How? You start by dividing the possible root causes into high-level groups. Then, you break these groups down further, ensuring every possibility is captured and none of the buckets overlap.
✅ After: “There are two options for what could be happening: Either something is broken, or the data only makes it look like there’s a problem. If something’s broken, it could be isolated to a specific OS, or affect all devices. And the issue could be at any of the three steps of the signup process, so we’ll check them one by one.”
Don’t rely on luck to find the root cause. The MECE framework gives you a structure that ensures you will find it, and makes it easy to…
get everyone on the same page on what’s being investigated, and
divide the work between different people or teams.

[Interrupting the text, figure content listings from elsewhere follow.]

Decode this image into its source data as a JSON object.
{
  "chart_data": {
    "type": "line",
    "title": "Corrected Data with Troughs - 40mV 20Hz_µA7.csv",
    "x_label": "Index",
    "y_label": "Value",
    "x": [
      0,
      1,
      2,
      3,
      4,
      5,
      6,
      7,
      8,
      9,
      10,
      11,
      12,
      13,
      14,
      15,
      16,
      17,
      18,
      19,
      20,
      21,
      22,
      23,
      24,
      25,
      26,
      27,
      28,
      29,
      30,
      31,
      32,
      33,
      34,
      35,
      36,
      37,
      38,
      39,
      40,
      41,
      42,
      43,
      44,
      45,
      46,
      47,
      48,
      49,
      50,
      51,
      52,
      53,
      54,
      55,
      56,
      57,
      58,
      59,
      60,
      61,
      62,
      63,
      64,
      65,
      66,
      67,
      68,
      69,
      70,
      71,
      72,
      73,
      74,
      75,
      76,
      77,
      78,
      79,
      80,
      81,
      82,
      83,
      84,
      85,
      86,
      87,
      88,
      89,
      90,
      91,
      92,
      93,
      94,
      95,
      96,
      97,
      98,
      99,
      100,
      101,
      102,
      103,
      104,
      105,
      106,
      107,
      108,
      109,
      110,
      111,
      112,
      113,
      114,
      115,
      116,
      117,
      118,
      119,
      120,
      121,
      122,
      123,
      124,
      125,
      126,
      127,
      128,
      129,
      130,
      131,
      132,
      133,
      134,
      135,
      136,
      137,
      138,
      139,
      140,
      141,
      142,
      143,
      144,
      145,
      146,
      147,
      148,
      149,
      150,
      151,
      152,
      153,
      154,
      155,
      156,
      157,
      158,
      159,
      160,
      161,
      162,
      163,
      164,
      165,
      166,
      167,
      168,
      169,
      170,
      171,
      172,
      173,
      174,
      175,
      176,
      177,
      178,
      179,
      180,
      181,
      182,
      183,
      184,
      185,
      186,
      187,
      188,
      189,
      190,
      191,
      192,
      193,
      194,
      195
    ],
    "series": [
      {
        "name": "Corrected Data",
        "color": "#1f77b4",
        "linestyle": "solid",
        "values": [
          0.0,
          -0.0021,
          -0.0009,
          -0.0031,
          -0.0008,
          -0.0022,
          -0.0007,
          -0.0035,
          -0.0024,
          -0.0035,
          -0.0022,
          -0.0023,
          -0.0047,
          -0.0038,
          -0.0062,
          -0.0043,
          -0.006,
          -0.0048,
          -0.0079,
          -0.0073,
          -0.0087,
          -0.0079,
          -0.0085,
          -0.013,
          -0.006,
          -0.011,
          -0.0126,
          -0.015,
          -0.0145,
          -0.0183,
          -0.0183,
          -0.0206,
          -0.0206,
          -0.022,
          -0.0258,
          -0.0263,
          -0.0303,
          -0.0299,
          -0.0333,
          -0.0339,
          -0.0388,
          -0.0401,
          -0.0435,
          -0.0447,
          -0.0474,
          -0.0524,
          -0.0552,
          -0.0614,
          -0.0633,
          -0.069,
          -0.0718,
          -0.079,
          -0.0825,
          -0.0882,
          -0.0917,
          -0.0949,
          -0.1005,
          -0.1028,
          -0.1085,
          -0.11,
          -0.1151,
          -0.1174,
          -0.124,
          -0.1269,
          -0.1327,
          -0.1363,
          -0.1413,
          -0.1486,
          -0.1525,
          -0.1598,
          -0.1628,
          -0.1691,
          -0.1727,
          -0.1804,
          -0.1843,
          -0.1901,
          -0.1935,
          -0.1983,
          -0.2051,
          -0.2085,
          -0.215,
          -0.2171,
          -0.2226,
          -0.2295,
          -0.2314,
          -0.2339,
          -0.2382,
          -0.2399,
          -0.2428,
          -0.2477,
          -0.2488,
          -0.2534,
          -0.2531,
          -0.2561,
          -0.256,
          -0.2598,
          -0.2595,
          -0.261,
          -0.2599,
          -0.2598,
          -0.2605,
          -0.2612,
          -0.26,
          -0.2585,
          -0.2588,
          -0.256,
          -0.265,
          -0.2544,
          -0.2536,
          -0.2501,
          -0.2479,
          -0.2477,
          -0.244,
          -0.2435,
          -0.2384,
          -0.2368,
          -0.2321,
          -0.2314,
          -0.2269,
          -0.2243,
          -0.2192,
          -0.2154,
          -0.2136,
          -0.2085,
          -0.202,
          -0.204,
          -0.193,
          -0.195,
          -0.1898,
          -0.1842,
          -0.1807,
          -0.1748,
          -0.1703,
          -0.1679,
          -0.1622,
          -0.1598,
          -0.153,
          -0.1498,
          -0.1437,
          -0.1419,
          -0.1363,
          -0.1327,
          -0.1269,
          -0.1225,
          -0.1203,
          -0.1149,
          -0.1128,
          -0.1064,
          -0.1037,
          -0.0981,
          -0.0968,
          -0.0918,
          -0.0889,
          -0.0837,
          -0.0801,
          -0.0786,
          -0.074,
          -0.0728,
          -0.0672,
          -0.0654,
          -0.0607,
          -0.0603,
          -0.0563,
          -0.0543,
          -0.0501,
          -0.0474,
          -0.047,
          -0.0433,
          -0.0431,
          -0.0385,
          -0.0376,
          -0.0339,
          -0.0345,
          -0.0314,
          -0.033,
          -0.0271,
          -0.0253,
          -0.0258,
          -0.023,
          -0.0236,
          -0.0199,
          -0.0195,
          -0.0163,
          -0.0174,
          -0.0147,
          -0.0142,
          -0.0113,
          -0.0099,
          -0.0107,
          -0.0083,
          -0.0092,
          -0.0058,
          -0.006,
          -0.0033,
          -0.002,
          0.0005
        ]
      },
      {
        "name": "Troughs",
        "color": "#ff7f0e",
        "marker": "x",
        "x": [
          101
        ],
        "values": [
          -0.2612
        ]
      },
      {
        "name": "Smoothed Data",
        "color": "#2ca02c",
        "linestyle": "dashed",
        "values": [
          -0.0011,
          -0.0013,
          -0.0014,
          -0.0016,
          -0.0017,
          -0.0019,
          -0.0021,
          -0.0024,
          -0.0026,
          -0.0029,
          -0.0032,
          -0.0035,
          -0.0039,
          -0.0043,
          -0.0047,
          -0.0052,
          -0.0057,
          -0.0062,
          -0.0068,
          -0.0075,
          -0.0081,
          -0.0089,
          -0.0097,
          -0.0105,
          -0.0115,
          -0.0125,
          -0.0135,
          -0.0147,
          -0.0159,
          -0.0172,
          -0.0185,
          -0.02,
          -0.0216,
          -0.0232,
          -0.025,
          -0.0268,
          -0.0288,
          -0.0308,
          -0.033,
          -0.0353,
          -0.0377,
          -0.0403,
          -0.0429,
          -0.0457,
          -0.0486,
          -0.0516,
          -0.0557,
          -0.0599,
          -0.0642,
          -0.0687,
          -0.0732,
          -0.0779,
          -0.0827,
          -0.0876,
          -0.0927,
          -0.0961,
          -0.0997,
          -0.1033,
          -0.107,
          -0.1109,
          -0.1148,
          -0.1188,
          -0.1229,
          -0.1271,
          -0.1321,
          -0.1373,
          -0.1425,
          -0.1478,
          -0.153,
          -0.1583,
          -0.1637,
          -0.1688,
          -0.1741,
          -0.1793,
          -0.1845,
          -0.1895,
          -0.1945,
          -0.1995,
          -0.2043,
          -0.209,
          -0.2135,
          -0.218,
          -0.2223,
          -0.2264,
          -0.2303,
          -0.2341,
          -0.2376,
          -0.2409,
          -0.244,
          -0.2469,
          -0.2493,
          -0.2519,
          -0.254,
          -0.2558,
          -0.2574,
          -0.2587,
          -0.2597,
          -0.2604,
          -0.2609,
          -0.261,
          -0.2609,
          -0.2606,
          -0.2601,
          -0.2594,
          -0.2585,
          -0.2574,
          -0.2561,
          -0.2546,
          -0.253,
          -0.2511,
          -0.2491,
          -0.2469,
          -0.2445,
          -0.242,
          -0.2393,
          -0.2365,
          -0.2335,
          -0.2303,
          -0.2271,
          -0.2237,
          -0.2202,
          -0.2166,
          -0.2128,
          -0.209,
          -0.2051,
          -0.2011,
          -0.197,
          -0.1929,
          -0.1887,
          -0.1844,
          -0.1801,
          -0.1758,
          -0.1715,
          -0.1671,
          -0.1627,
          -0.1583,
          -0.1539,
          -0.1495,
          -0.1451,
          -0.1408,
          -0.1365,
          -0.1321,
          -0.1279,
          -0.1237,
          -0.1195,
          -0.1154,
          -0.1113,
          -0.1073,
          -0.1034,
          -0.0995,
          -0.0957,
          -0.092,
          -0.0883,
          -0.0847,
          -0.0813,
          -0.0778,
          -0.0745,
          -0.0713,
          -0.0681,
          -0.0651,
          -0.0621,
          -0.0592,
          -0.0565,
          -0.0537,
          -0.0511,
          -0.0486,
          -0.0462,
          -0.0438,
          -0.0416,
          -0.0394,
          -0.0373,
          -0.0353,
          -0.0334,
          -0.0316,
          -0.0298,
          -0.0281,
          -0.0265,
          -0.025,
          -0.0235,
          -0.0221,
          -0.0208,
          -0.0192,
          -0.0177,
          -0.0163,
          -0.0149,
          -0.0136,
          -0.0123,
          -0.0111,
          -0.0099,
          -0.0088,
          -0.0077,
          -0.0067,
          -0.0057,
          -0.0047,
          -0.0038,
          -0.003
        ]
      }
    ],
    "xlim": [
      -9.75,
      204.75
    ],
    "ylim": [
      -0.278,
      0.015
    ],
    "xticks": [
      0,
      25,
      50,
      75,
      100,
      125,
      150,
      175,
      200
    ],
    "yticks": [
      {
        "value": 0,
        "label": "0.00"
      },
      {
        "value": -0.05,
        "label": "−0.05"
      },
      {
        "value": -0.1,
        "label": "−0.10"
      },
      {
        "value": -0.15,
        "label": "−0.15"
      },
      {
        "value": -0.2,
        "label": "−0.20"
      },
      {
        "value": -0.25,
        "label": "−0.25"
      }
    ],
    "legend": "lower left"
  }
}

One added benefit of using a structure like this: Since you have an overview of all possible things you need to check, you can prioritize what to investigate first.
For example, you can see that checking for a data issue or seasonality first can potentially save you a lengthy investigation.
Use case #3: Giving investigation updates
Continuing the example from above: Imagine you’re in a Slack channel for the incident you’re investigating, and you need to give regular status updates.
Given the severity of the issue, a lot of people are paying attention to how things are progressing.